オオカミ社長と蜜夜同居~獣な彼の激しい愛には逆らえない~

来週、クリエーニュでは店休日を二日とって、スタッフの親睦を兼ねた小旅行を企画している。例年近場の温泉で一泊していたが、今年は緒方家、つまり一慶と晴臣の父親が所有する軽井沢の別荘へ行く予定だ。

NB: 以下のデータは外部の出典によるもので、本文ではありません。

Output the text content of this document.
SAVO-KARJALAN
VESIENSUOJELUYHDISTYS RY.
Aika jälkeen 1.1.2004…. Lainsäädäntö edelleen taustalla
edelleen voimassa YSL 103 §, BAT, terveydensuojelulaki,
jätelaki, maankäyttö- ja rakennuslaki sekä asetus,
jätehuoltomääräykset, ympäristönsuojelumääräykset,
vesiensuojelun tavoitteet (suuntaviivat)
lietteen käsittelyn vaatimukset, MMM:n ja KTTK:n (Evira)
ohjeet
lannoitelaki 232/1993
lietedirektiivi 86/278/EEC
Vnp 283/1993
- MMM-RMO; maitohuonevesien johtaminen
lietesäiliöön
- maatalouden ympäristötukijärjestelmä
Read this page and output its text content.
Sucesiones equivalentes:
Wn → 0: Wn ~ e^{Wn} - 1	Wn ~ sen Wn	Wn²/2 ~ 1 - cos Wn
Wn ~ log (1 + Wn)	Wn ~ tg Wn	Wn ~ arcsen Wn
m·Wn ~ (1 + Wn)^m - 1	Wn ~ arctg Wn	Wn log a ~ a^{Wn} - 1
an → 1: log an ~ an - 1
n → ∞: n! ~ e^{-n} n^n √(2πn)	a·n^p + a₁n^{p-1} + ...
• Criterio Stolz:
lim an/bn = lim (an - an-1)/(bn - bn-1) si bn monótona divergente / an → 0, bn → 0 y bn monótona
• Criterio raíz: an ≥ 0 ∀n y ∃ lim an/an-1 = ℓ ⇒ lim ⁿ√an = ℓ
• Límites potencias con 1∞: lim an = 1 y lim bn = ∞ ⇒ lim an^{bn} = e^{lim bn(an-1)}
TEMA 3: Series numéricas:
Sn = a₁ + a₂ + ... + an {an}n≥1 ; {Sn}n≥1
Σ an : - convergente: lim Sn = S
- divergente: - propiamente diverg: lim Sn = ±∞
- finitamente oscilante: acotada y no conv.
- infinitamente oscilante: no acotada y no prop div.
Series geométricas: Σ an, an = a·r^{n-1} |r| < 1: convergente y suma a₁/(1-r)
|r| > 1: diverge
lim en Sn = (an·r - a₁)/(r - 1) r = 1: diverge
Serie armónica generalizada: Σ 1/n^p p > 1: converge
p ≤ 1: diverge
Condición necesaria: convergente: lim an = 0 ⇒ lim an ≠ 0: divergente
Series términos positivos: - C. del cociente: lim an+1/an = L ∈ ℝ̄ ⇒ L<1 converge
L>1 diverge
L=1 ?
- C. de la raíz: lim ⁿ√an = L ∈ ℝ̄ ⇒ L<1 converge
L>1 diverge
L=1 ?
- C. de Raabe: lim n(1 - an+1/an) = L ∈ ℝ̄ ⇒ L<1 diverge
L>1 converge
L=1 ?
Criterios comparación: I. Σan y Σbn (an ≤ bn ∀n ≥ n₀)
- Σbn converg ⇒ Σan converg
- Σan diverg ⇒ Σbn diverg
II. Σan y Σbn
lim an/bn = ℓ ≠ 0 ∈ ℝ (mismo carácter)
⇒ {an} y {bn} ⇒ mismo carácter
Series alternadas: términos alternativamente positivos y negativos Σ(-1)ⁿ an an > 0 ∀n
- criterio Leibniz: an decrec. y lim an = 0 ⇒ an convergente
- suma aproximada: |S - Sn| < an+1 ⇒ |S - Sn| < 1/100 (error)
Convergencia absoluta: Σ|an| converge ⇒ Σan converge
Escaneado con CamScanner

というのも夏の終わり頃に佐和子と美紅、晴臣の三人で食事をしたときにその話になり、『それならうちの別荘を使えばいい』と晴臣が提案してきたのだ。せっかくあるからぜひ使ってほしいとまで言われ、その言葉に甘えることになった。

クリエーニュのスタッフは女性ばかり六名。美紅も昔何度か訪れた経験があるが、大きな別荘のため部屋数も問題ない。

晴臣自身もずいぶんと長い間行っていないからと、同行を希望した。別荘の持ち主の家族が一緒に行くに越したことはない。佐和子も美紅も喜んでその話に乗った。

この話にもっとも顔を輝かせたのは、紀美加と琴乃だ。
晴臣は何度かクリエーニュに顔を出したことがあり、紀美加と琴乃はその容姿端麗ぶりにうっとり。晴臣がインテリアデザイナーも兼ねた社長だと知ると、その興奮ぶりはすごかったものだ。その晴臣も一緒に行くと聞くや否や、ふたり揃って万歳三唱だった。


「緒方さんも来るなんて、なんのご褒美!?って感じですよ」
「それはよかった」


親睦を深めるのはもちろんスタッフを労うのも目的のため、紀美加たちが喜んでくれるのは佐和子側の立場にいる美紅とってもうれしい。久しぶりに別荘を訪れる美紅も楽しみであり、手を動かしながらも紀美加と部屋割りの話で大いに盛り上がった。